Él, con lentitud, se agachó para recoger los fajos de dinero y con una hojeada quedó satisfecho.

-Gracias, mi niña. Has aprendido, -dijo mientras en un gesto amable, tomó mi brazo llevándome con él. -No creí que sobrevivirías, pero demuestras ser mi digna sucesora. Ya hablaremos de las minucias de este juego. Ahora, ve y liquida el resto de tu deuda.

Forcé una sonrisa y con la dulce compañía de sus guaruras, salí de su casa. Ya me esperaba afuera Pedro, quien me había ayudado con escondites y armas, a cambio, por supuesto, de una cantidad de dinero.

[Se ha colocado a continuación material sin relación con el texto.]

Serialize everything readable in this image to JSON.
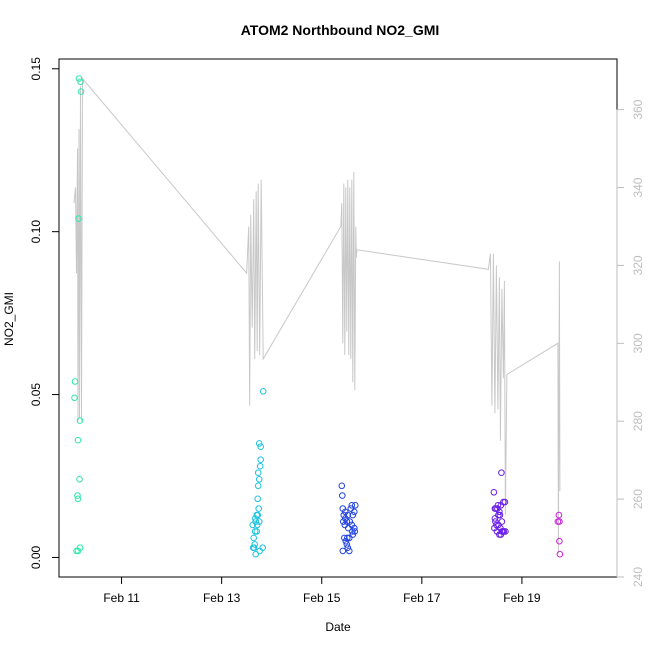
{
  "chart_data": {
    "type": "scatter",
    "title": "ATOM2 Northbound NO2_GMI",
    "xlabel": "Date",
    "ylabel": "NO2_GMI",
    "x_range_days": [
      9.75,
      20.9
    ],
    "x_ticks": [
      {
        "value": 11,
        "label": "Feb 11"
      },
      {
        "value": 13,
        "label": "Feb 13"
      },
      {
        "value": 15,
        "label": "Feb 15"
      },
      {
        "value": 17,
        "label": "Feb 17"
      },
      {
        "value": 19,
        "label": "Feb 19"
      }
    ],
    "ylim": [
      -0.006,
      0.153
    ],
    "y_ticks": [
      {
        "value": 0.0,
        "label": "0.00"
      },
      {
        "value": 0.05,
        "label": "0.05"
      },
      {
        "value": 0.1,
        "label": "0.10"
      },
      {
        "value": 0.15,
        "label": "0.15"
      }
    ],
    "y2lim": [
      240,
      373
    ],
    "y2_ticks": [
      {
        "value": 240,
        "label": "240"
      },
      {
        "value": 260,
        "label": "260"
      },
      {
        "value": 280,
        "label": "280"
      },
      {
        "value": 300,
        "label": "300"
      },
      {
        "value": 320,
        "label": "320"
      },
      {
        "value": 340,
        "label": "340"
      },
      {
        "value": 360,
        "label": "360"
      }
    ],
    "colors": {
      "line": "#c8c8c8",
      "right_axis": "#bebebe",
      "flight_1": "#2ee8a8",
      "flight_2": "#1cc4e0",
      "flight_3": "#2244e0",
      "flight_4": "#6a1ee8",
      "flight_5": "#cc22dd"
    },
    "series": [
      {
        "flight": 1,
        "color_key": "flight_1",
        "points": [
          [
            10.15,
            0.147
          ],
          [
            10.18,
            0.146
          ],
          [
            10.19,
            0.143
          ],
          [
            10.14,
            0.104
          ],
          [
            10.07,
            0.054
          ],
          [
            10.06,
            0.049
          ],
          [
            10.17,
            0.042
          ],
          [
            10.13,
            0.036
          ],
          [
            10.16,
            0.024
          ],
          [
            10.12,
            0.019
          ],
          [
            10.13,
            0.018
          ],
          [
            10.1,
            0.002
          ],
          [
            10.13,
            0.002
          ],
          [
            10.17,
            0.003
          ]
        ]
      },
      {
        "flight": 2,
        "color_key": "flight_2",
        "points": [
          [
            13.83,
            0.051
          ],
          [
            13.75,
            0.035
          ],
          [
            13.78,
            0.034
          ],
          [
            13.78,
            0.03
          ],
          [
            13.77,
            0.028
          ],
          [
            13.73,
            0.026
          ],
          [
            13.75,
            0.024
          ],
          [
            13.73,
            0.022
          ],
          [
            13.72,
            0.018
          ],
          [
            13.74,
            0.015
          ],
          [
            13.7,
            0.013
          ],
          [
            13.72,
            0.013
          ],
          [
            13.67,
            0.012
          ],
          [
            13.75,
            0.011
          ],
          [
            13.68,
            0.011
          ],
          [
            13.71,
            0.01
          ],
          [
            13.62,
            0.01
          ],
          [
            13.67,
            0.008
          ],
          [
            13.7,
            0.008
          ],
          [
            13.64,
            0.006
          ],
          [
            13.66,
            0.004
          ],
          [
            13.63,
            0.003
          ],
          [
            13.65,
            0.003
          ],
          [
            13.82,
            0.003
          ],
          [
            13.76,
            0.002
          ],
          [
            13.68,
            0.001
          ]
        ]
      },
      {
        "flight": 3,
        "color_key": "flight_3",
        "points": [
          [
            15.4,
            0.022
          ],
          [
            15.41,
            0.019
          ],
          [
            15.6,
            0.016
          ],
          [
            15.67,
            0.016
          ],
          [
            15.42,
            0.015
          ],
          [
            15.58,
            0.015
          ],
          [
            15.47,
            0.014
          ],
          [
            15.65,
            0.014
          ],
          [
            15.44,
            0.013
          ],
          [
            15.52,
            0.013
          ],
          [
            15.62,
            0.013
          ],
          [
            15.47,
            0.012
          ],
          [
            15.43,
            0.011
          ],
          [
            15.5,
            0.011
          ],
          [
            15.56,
            0.011
          ],
          [
            15.46,
            0.01
          ],
          [
            15.6,
            0.01
          ],
          [
            15.65,
            0.009
          ],
          [
            15.53,
            0.009
          ],
          [
            15.61,
            0.008
          ],
          [
            15.66,
            0.008
          ],
          [
            15.62,
            0.007
          ],
          [
            15.45,
            0.006
          ],
          [
            15.51,
            0.006
          ],
          [
            15.55,
            0.006
          ],
          [
            15.48,
            0.005
          ],
          [
            15.5,
            0.004
          ],
          [
            15.52,
            0.003
          ],
          [
            15.42,
            0.002
          ],
          [
            15.55,
            0.002
          ]
        ]
      },
      {
        "flight": 4,
        "color_key": "flight_4",
        "points": [
          [
            18.59,
            0.026
          ],
          [
            18.44,
            0.02
          ],
          [
            18.63,
            0.017
          ],
          [
            18.66,
            0.017
          ],
          [
            18.52,
            0.016
          ],
          [
            18.58,
            0.016
          ],
          [
            18.48,
            0.015
          ],
          [
            18.51,
            0.015
          ],
          [
            18.46,
            0.015
          ],
          [
            18.55,
            0.014
          ],
          [
            18.53,
            0.013
          ],
          [
            18.46,
            0.012
          ],
          [
            18.56,
            0.013
          ],
          [
            18.47,
            0.011
          ],
          [
            18.6,
            0.011
          ],
          [
            18.49,
            0.01
          ],
          [
            18.53,
            0.01
          ],
          [
            18.45,
            0.009
          ],
          [
            18.57,
            0.009
          ],
          [
            18.5,
            0.008
          ],
          [
            18.6,
            0.008
          ],
          [
            18.64,
            0.008
          ],
          [
            18.67,
            0.008
          ],
          [
            18.55,
            0.007
          ],
          [
            18.62,
            0.008
          ],
          [
            18.58,
            0.007
          ]
        ]
      },
      {
        "flight": 5,
        "color_key": "flight_5",
        "points": [
          [
            19.74,
            0.013
          ],
          [
            19.72,
            0.011
          ],
          [
            19.75,
            0.011
          ],
          [
            19.75,
            0.005
          ],
          [
            19.76,
            0.001
          ]
        ]
      }
    ],
    "secondary_line": [
      [
        10.05,
        336
      ],
      [
        10.08,
        340
      ],
      [
        10.1,
        318
      ],
      [
        10.12,
        350
      ],
      [
        10.13,
        280
      ],
      [
        10.15,
        355
      ],
      [
        10.16,
        281
      ],
      [
        10.18,
        366
      ],
      [
        10.2,
        280
      ],
      [
        10.22,
        368
      ],
      [
        13.5,
        318
      ],
      [
        13.54,
        330
      ],
      [
        13.56,
        284
      ],
      [
        13.58,
        333
      ],
      [
        13.61,
        304
      ],
      [
        13.64,
        337
      ],
      [
        13.66,
        296
      ],
      [
        13.69,
        339
      ],
      [
        13.71,
        298
      ],
      [
        13.73,
        341
      ],
      [
        13.76,
        297
      ],
      [
        13.79,
        342
      ],
      [
        13.83,
        296
      ],
      [
        15.38,
        330
      ],
      [
        15.4,
        336
      ],
      [
        15.42,
        300
      ],
      [
        15.44,
        341
      ],
      [
        15.46,
        297
      ],
      [
        15.48,
        340
      ],
      [
        15.5,
        303
      ],
      [
        15.52,
        342
      ],
      [
        15.54,
        297
      ],
      [
        15.56,
        340
      ],
      [
        15.58,
        296
      ],
      [
        15.6,
        342
      ],
      [
        15.62,
        290
      ],
      [
        15.64,
        344
      ],
      [
        15.66,
        288
      ],
      [
        15.68,
        330
      ],
      [
        15.69,
        322
      ],
      [
        15.7,
        324
      ],
      [
        18.33,
        319
      ],
      [
        18.37,
        323
      ],
      [
        18.4,
        284
      ],
      [
        18.43,
        323
      ],
      [
        18.46,
        282
      ],
      [
        18.49,
        320
      ],
      [
        18.52,
        283
      ],
      [
        18.55,
        317
      ],
      [
        18.57,
        275
      ],
      [
        18.6,
        314
      ],
      [
        18.63,
        291
      ],
      [
        18.65,
        316
      ],
      [
        18.67,
        256
      ],
      [
        18.7,
        292
      ],
      [
        19.72,
        300
      ],
      [
        19.73,
        246
      ],
      [
        19.75,
        321
      ],
      [
        19.76,
        262
      ]
    ]
  }
}
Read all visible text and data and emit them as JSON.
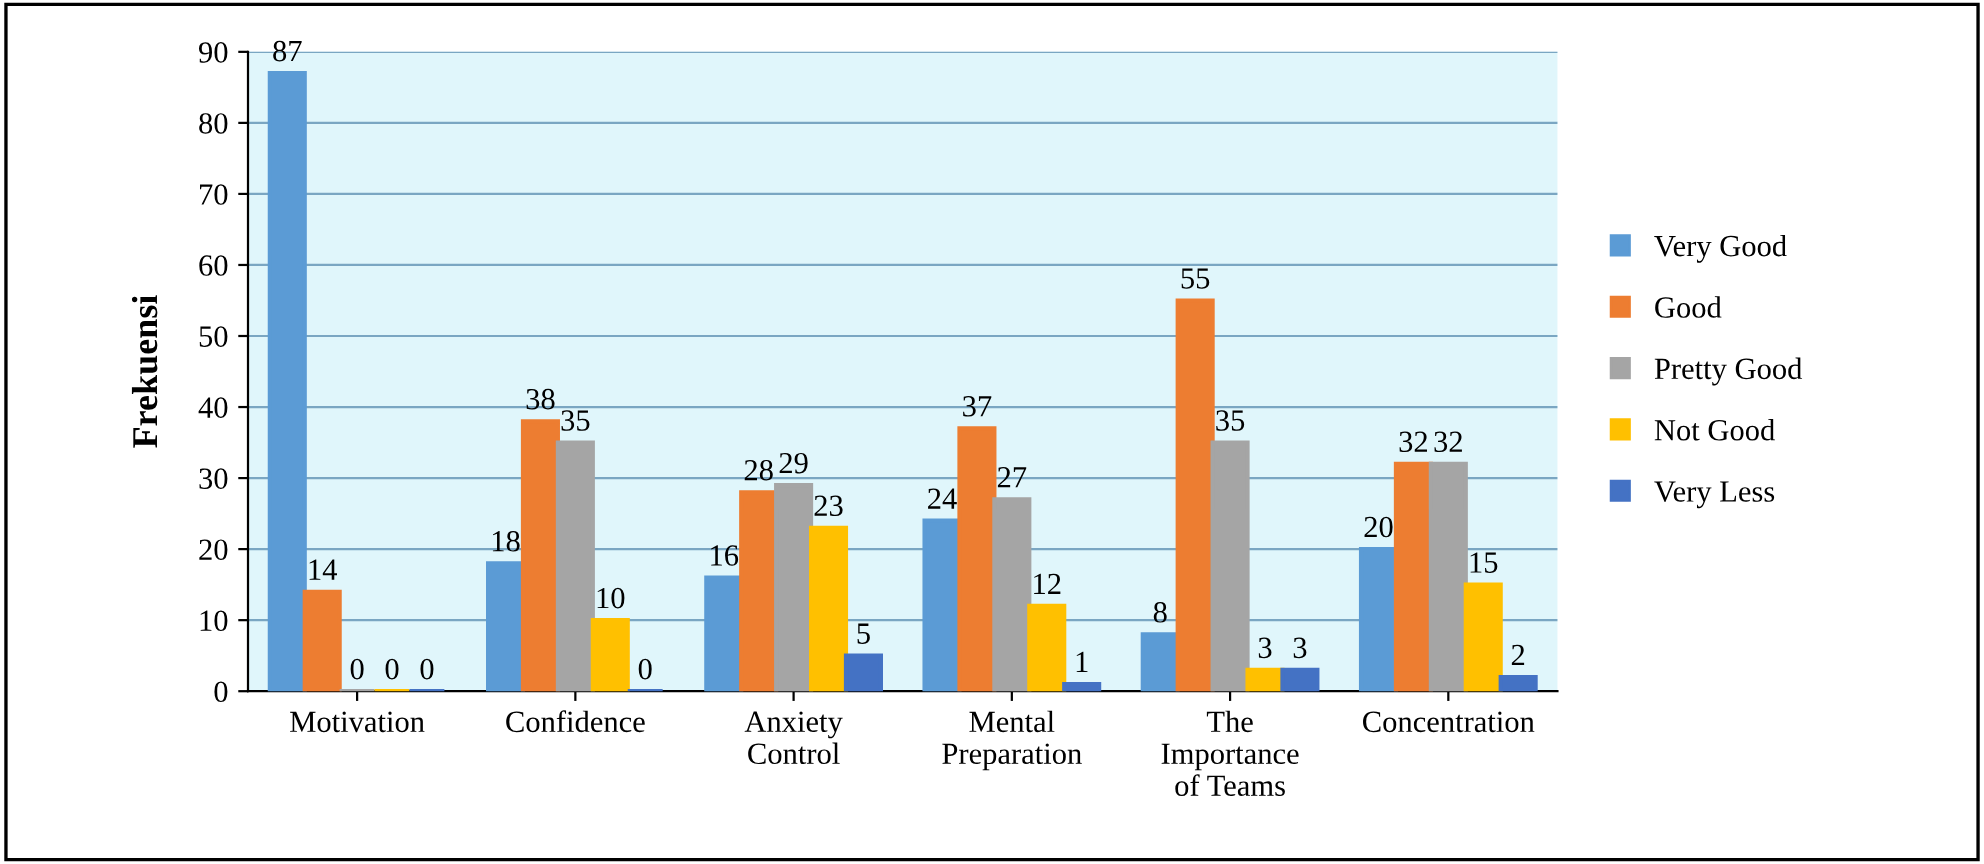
{
  "chart_data": {
    "type": "bar",
    "ylabel": "Frekuensi",
    "categories": [
      "Motivation",
      "Confidence",
      "Anxiety\nControl",
      "Mental\nPreparation",
      "The\nImportance\nof Teams",
      "Concentration"
    ],
    "series": [
      {
        "name": "Very Good",
        "color": "#5b9bd5",
        "values": [
          87,
          18,
          16,
          24,
          8,
          20
        ]
      },
      {
        "name": "Good",
        "color": "#ed7d31",
        "values": [
          14,
          38,
          28,
          37,
          55,
          32
        ]
      },
      {
        "name": "Pretty Good",
        "color": "#a5a5a5",
        "values": [
          0,
          35,
          29,
          27,
          35,
          32
        ]
      },
      {
        "name": "Not Good",
        "color": "#ffc000",
        "values": [
          0,
          10,
          23,
          12,
          3,
          15
        ]
      },
      {
        "name": "Very Less",
        "color": "#4472c4",
        "values": [
          0,
          0,
          5,
          1,
          3,
          2
        ]
      }
    ],
    "ylim": [
      0,
      90
    ],
    "yticks": [
      0,
      10,
      20,
      30,
      40,
      50,
      60,
      70,
      80,
      90
    ],
    "grid": "y",
    "legend": "right",
    "data_labels": true
  }
}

Cuando puse en la mano de Pedro el último fajo de billetes, me sentí liberada y tan confundida como el primer día de esta travesía.

-Búscame cuando necesites ayuda, -dijo Pedro. -Fue un buen juego, te felicito y te sugiero termines de atar los cabos que quedaron pendientes o habrás perdido más que lo que ganaste.

Mi madre, mi esposo, mis amigos, todos quienes se encontraban aquélla noche en la casa cuando el juego inició habían desaparecido, creo yo, detenidos por la policía (que mi tío manejaba). Debía ir por ellos, buscarlos donde estuvieran. Ese era el cabo más importante que atar, los demás, podían esperar.